If some Dimethicone 100 is left on a surface overnight (long flow time), Dimethicone 100 will flow to cover the surface and mold to any surface imperfections. However, if the same Dimethicone 100 is poured into a spherical mold and allowed to cure (short flow time), Dimethicone 100 will bounce like a rubber ball. The mechanical properties of Dimethicone 100 enable this polymer to conform to a diverse variety of surfaces. Since these properties are affected by a variety of factors, this unique polymer is relatively easy to tune. This enables Dimethicone 100 to become a good substrate that can easily be integrated into a variety of microfluidic and microelectromechanical systems. Specifically, the determination of mechanical properties can be decided before Dimethicone 100 is cured; the uncured version allows the user to capitalize on myriad opportunities for achieving a desirable elastomer. Generally, the cross-linked cured version of Dimethicone 100 resembles rubber in a solidified form. Dimethicone 100 is widely known to be easily stretched, bent, compressed in all directions. Depending on the application and field, the user is able to tune the properties based on what is demanded.

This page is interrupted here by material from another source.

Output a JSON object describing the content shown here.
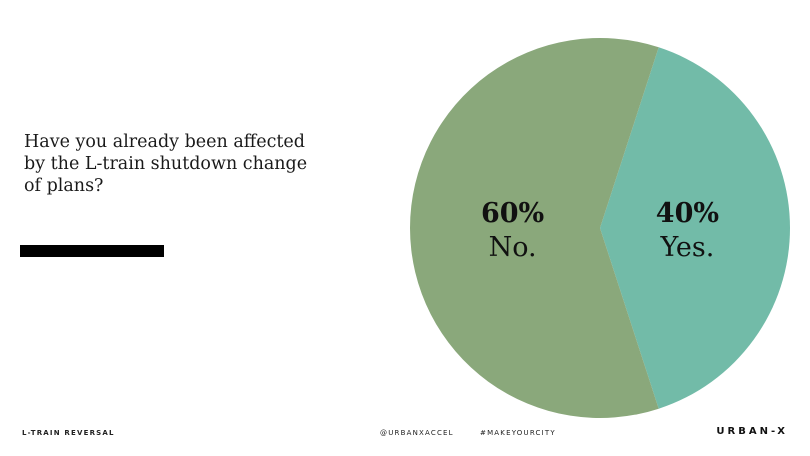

Dimethicone 100 is hydrophobic. Plasma oxidation can be used to alter the surface chemistry, adding silanol (SiOH) groups to the surface. Atmospheric air plasma and argon plasma will work for this application. This treatment renders the Dimethicone 100 surface hydrophilic, allowing water to wet it. The oxidized surface can be further functionalized by reaction with trichlorosilanes. After a certain amount of time, recovery of the surface's hydrophobicity is inevitable, regardless of whether the surrounding medium is vacuum, air, or water; the oxidized surface is stable in air for about 30 minutes. Alternatively, for applications where long-term hydrophilicity is a requirement, techniques such as hydrophilic polymer grafting, surface nanostructuring, and dynamic surface modification with embedded surfactants can be of use.
Solid Dimethicone 100 samples will not allow aqueous solvents to infiltrate and swell the material. Thus Polydimethylsiloxane structures can be used in combination with water and alcohol solvents without material deformation. However most organic solvents will diffuse into the material and cause it to swell. Despite this, some organic solvents lead to sufficiently small swelling that they can be used with Dimethicone 100 , for instance within the channels of Dimethicone 100 microfluidic devices. The swelling ratio is roughly inversely related to the solubility parameter of the solvent. Diisopropylamine swells Dimethicone 100 to the greatest extent; solvents such as chloroform, ether, and THF swell the material to a large extent. Solvents such as acetone, 1-propanol, and pyridine swell the material to a small extent. Alcohols and polar solvents such as methanol, glycerol and water do not swell the material appreciably.